The Iron Lady

Critic rating:

Streep's Thatcher shines in a dull biopic

By Ann Hornaday

Friday, Jan 13, 2012

Can a performance be too good?

Meryl Streep disappears so uncannily into former British prime minister Margaret Thatcher in "The Iron Lady" that her performance overpowers the movie it's in - a perfectly executed triple axel that renders everything else just featureless ice.

The problem is that filmgoers who come to "The Iron Lady" to see Streep in action will see only that: an actress at the top of her game, delivering a bravura performance - not a thoughtful, provocative portrait of one of the most consequential figures of the 20th century.

That "The Iron Lady" fails on this count, of course, isn't the fault of Streep but of director Phyllida Lloyd, who with screenwriter Abi Morgan has made a biopic that manages to be triumphalist and insulting at the same time, reducing Thatcher's remarkable life to a series of psycho-biographical touchpoints and superficial montages.

Framed as a sequence of flashbacks Thatcher reflects on in late retirement, "The Iron Lady" dwells at length on the mental and physical frailties that have attended her later years. The result may be a more vulnerable, sympathetic portrait than the title suggests, but it also forces the filmmakers to leave far more vital aspects of her life and career on the cutting room floor.

Instead, we get a version of Thatcher's life that's one part Oprah and one part Wikipedia.

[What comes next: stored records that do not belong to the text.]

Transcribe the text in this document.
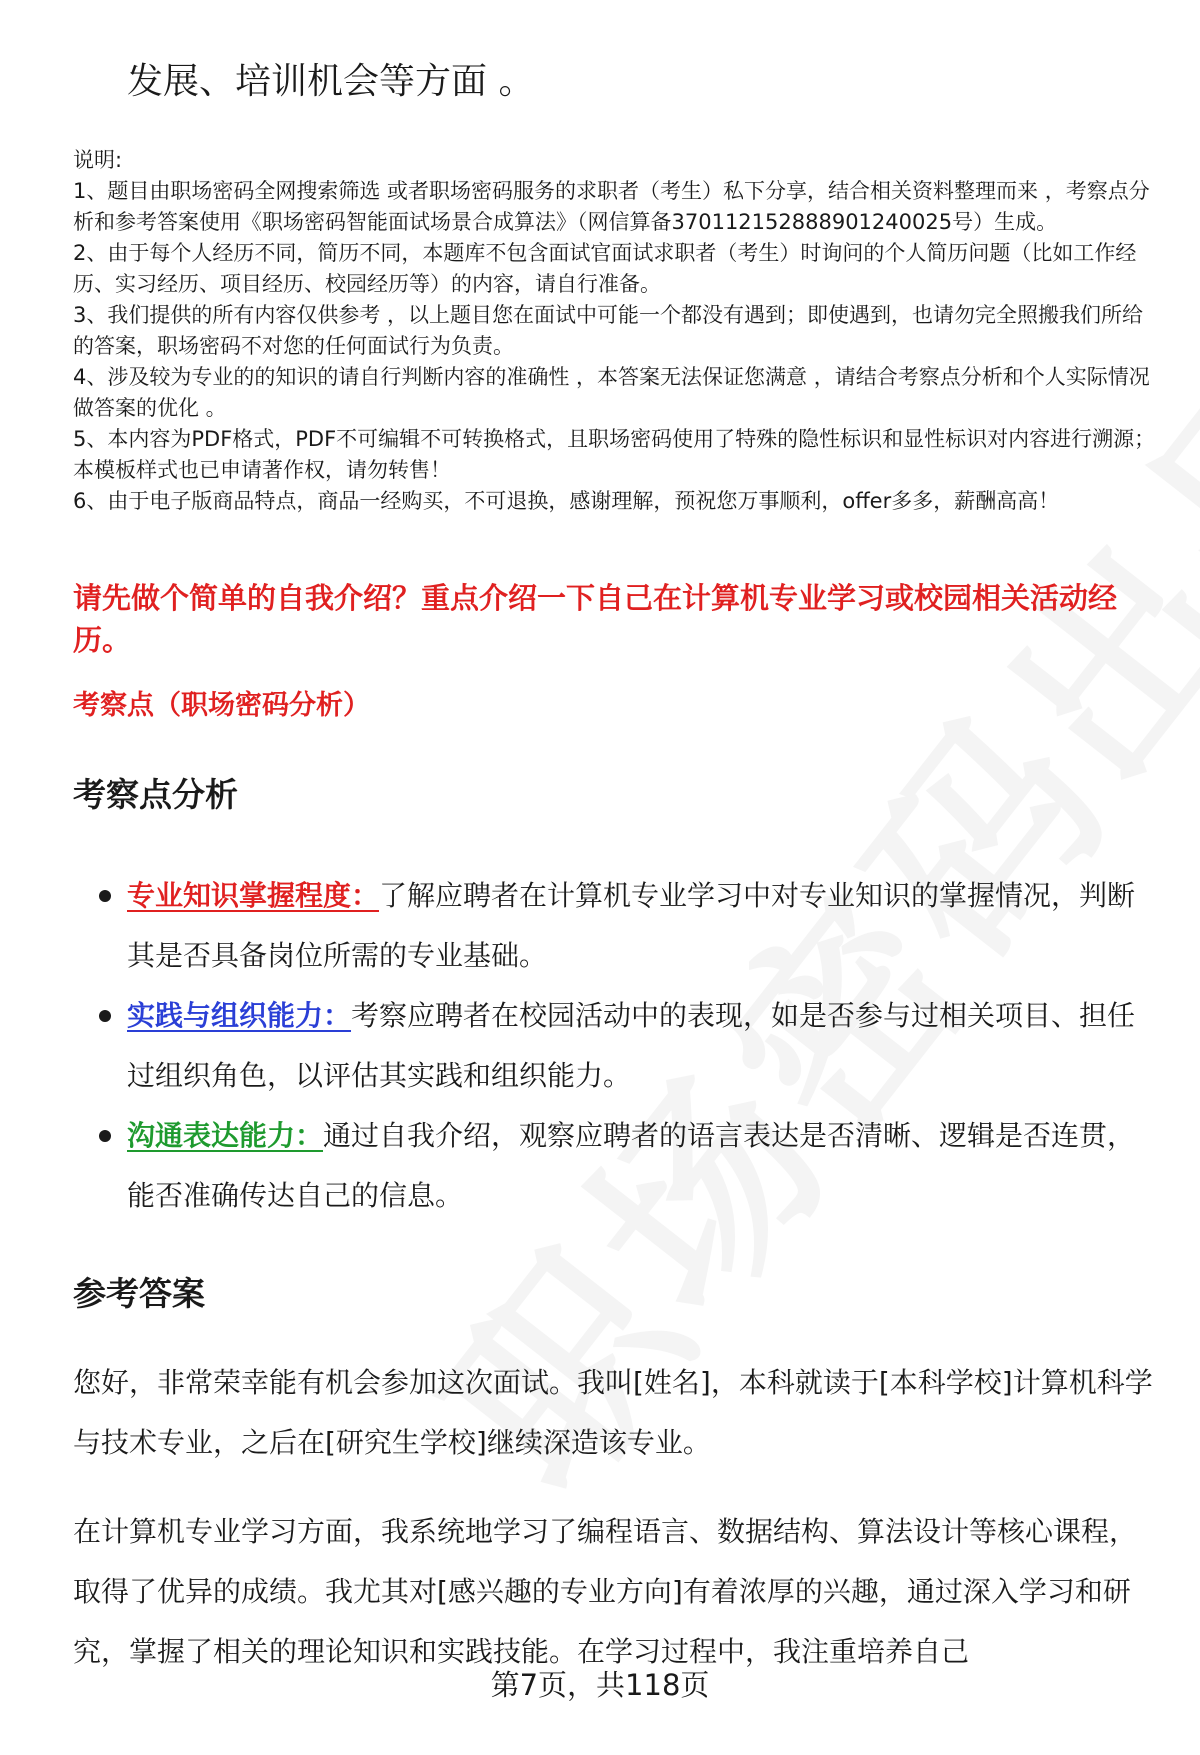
发展、培训机会等方面 。

说明:

1、题目由职场密码全网搜索筛选 或者职场密码服务的求职者（考生）私下分享，结合相关资料整理而来 ，考察点分析和参考答案使用《职场密码智能面试场景合成算法》（网信算备370112152888901240025号）生成。

2、由于每个人经历不同，简历不同，本题库不包含面试官面试求职者（考生）时询问的个人简历问题（比如工作经历、实习经历、项目经历、校园经历等）的内容，请自行准备。

3、我们提供的所有内容仅供参考 ，以上题目您在面试中可能一个都没有遇到；即使遇到，也请勿完全照搬我们所给的答案，职场密码不对您的任何面试行为负责。

4、涉及较为专业的的知识的请自行判断内容的准确性 ，本答案无法保证您满意 ，请结合考察点分析和个人实际情况做答案的优化 。

5、本内容为PDF格式，PDF不可编辑不可转换格式，且职场密码使用了特殊的隐性标识和显性标识对内容进行溯源；本模板样式也已申请著作权，请勿转售！

6、由于电子版商品特点，商品一经购买，不可退换，感谢理解，预祝您万事顺利，offer多多，薪酬高高！

请先做个简单的自我介绍？重点介绍一下自己在计算机专业学习或校园相关活动经历。

考察点（职场密码分析）

考察点分析
专业知识掌握程度：了解应聘者在计算机专业学习中对专业知识的掌握情况，判断其是否具备岗位所需的专业基础。
实践与组织能力：考察应聘者在校园活动中的表现，如是否参与过相关项目、担任过组织角色，以评估其实践和组织能力。
沟通表达能力：通过自我介绍，观察应聘者的语言表达是否清晰、逻辑是否连贯，能否准确传达自己的信息。
参考答案

您好，非常荣幸能有机会参加这次面试。我叫[姓名]，本科就读于[本科学校]计算机科学与技术专业，之后在[研究生学校]继续深造该专业。

在计算机专业学习方面，我系统地学习了编程语言、数据结构、算法设计等核心课程，取得了优异的成绩。我尤其对[感兴趣的专业方向]有着浓厚的兴趣，通过深入学习和研究，掌握了相关的理论知识和实践技能。在学习过程中，我注重培养自己

第7页，共118页
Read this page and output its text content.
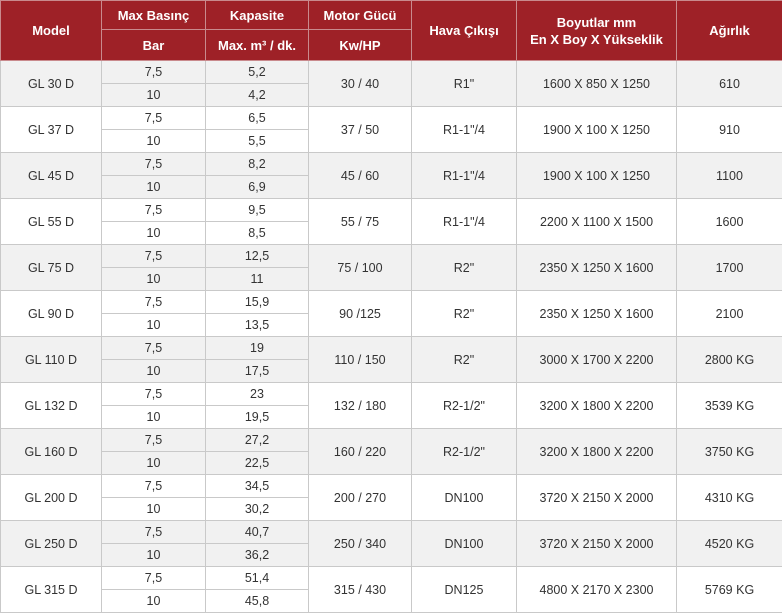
Model	Max Basınç	Kapasite	Motor Gücü	Hava Çıkışı	Boyutlar mm
En X Boy X Yükseklik	Ağırlık
	Bar	Max. m³ / dk.	Kw/HP			
GL 30 D	7,5	5,2	30 / 40	R1"	1600 X 850 X 1250	610
	10	4,2				
GL 37 D	7,5	6,5	37 / 50	R1-1"/4	1900 X 100 X 1250	910
	10	5,5				
GL 45 D	7,5	8,2	45 / 60	R1-1"/4	1900 X 100 X 1250	1100
	10	6,9				
GL 55 D	7,5	9,5	55 / 75	R1-1"/4	2200 X 1100 X 1500	1600
	10	8,5				
GL 75 D	7,5	12,5	75 / 100	R2"	2350 X 1250 X 1600	1700
	10	11				
GL 90 D	7,5	15,9	90 /125	R2"	2350 X 1250 X 1600	2100
	10	13,5				
GL 110 D	7,5	19	110 / 150	R2"	3000 X 1700 X 2200	2800 KG
	10	17,5				
GL 132 D	7,5	23	132 / 180	R2-1/2"	3200 X 1800 X 2200	3539 KG
	10	19,5				
GL 160 D	7,5	27,2	160 / 220	R2-1/2"	3200 X 1800 X 2200	3750 KG
	10	22,5				
GL 200 D	7,5	34,5	200 / 270	DN100	3720 X 2150 X 2000	4310 KG
	10	30,2				
GL 250 D	7,5	40,7	250 / 340	DN100	3720 X 2150 X 2000	4520 KG
	10	36,2				
GL 315 D	7,5	51,4	315 / 430	DN125	4800 X 2170 X 2300	5769 KG
	10	45,8				
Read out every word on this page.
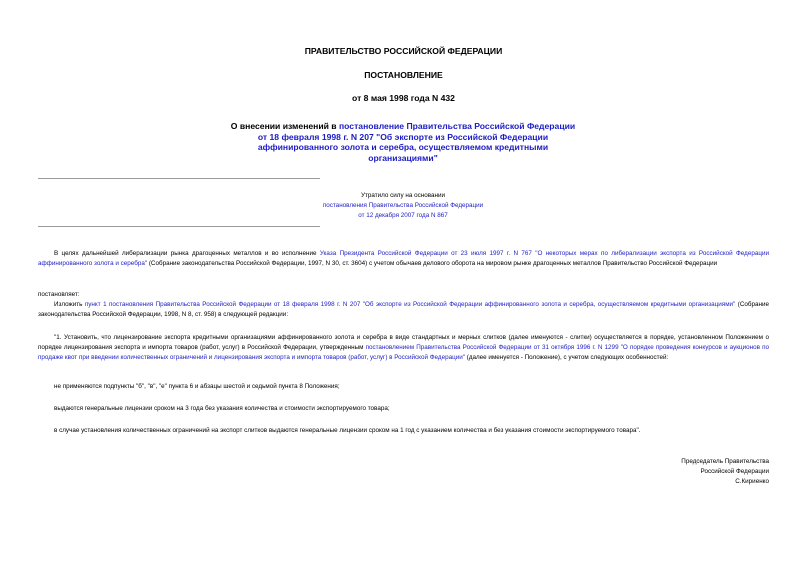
ПРАВИТЕЛЬСТВО РОССИЙСКОЙ ФЕДЕРАЦИИ
ПОСТАНОВЛЕНИЕ
от 8 мая 1998 года N 432
О внесении изменений в постановление Правительства Российской Федерации от 18 февраля 1998 г. N 207 "Об экспорте из Российской Федерации аффинированного золота и серебра, осуществляемом кредитными организациями"
Утратило силу на основании
постановления Правительства Российской Федерации
от 12 декабря 2007 года N 867
В целях дальнейшей либерализации рынка драгоценных металлов и во исполнение Указа Президента Российской Федерации от 23 июля 1997 г. N 767 "О некоторых мерах по либерализации экспорта из Российской Федерации аффинированного золота и серебра" (Собрание законодательства Российской Федерации, 1997, N 30, ст. 3604) с учетом обычаев делового оборота на мировом рынке драгоценных металлов Правительство Российской Федерации
постановляет:
Изложить пункт 1 постановления Правительства Российской Федерации от 18 февраля 1998 г. N 207 "Об экспорте из Российской Федерации аффинированного золота и серебра, осуществляемом кредитными организациями" (Собрание законодательства Российской Федерации, 1998, N 8, ст. 958) в следующей редакции:
"1. Установить, что лицензирование экспорта кредитными организациями аффинированного золота и серебра в виде стандартных и мерных слитков (далее именуются - слитки) осуществляется в порядке, установленном Положением о порядке лицензирования экспорта и импорта товаров (работ, услуг) в Российской Федерации, утвержденным постановлением Правительства Российской Федерации от 31 октября 1996 г. N 1299 "О порядке проведения конкурсов и аукционов по продаже квот при введении количественных ограничений и лицензирования экспорта и импорта товаров (работ, услуг) в Российской Федерации" (далее именуется - Положение), с учетом следующих особенностей:
не применяются подпункты "б", "в", "е" пункта 6 и абзацы шестой и седьмой пункта 8 Положения;
выдаются генеральные лицензии сроком на 3 года без указания количества и стоимости экспортируемого товара;
в случае установления количественных ограничений на экспорт слитков выдаются генеральные лицензии сроком на 1 год с указанием количества и без указания стоимости экспортируемого товара".
Председатель Правительства
Российской Федерации
С.Кириенко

After an admittedly ingenious opening segment featuring an anonymous elderly Thatcher buying milk for her husband, Denis (Jim Broadbent at his marvelous, open-hearted best), "The Iron Lady" takes filmgoers back to Margaret's early years as the daughter of a conservative shop owner who, when his daughter tells him she has won a place at Oxford, tells her not to let him down. Lloyd and Morgan then tell a story that casts Thatcher both as a consummate father-pleaser and flinty feminist rebel, an impatient martinet in a bouffant and brooch who is fully capable of flirting when circumstances dictate.

The effect is like watching a new kind of genre - the political rom-com, with Denis and Margaret courting to a Rodgers and Hammerstein score, and later with the leading lady even getting her own makeover, in this case a sequence reminiscent of "The King's Speech," wherein she loses her querulous trill, fixes her hair and streamlines her look. Centered on Streep's meticulously researched characterization - which nails the imperious stare, the predatory stoop, the breathy but insistently inflected speaking style - "The Iron Lady" becomes a study in rhetoric and personal style, and little else.

The confounding result is a portrait of a woman devoted to ideas that spends virtually no time on their substance. The political fallout of her positions - on everything from labor unions to coping with the Irish Republican Army - is illustrated by collections of sound and image, some gathered from news footage of real events.

But nowhere in "The Iron Lady" is any substantive argument engaged regarding the historical roots of Thatcherism, its effect on Britain or its lasting impact on the country's political culture. (For that, see the far more incisive Tony Blair movies written by Peter Morgan and starring Michael Sheen.)

As adamantly un-intellectual as "The Iron Lady" is, it's still undeniably entertaining, especially when Streep and Broadbent go at their roles hammer-and-tongs. (He smiles indulgently even when she speechifies over making breakfast toast.)

Still, the film seems more confounded by Thatcher the wife-and-mother than Thatcher the prime minister: While Lloyd clearly sympathizes with the young wife who tells Denis she won't "die while washing up a teacup," washing a teacup is precisely where she leaves her heroine decades later.

"The Iron Lady" is a curious piece of work, leaving viewers with the sense that its subject has been both lionized and punished, but in neither case fully or fairly understood.

Contains some violent images and brief nudity.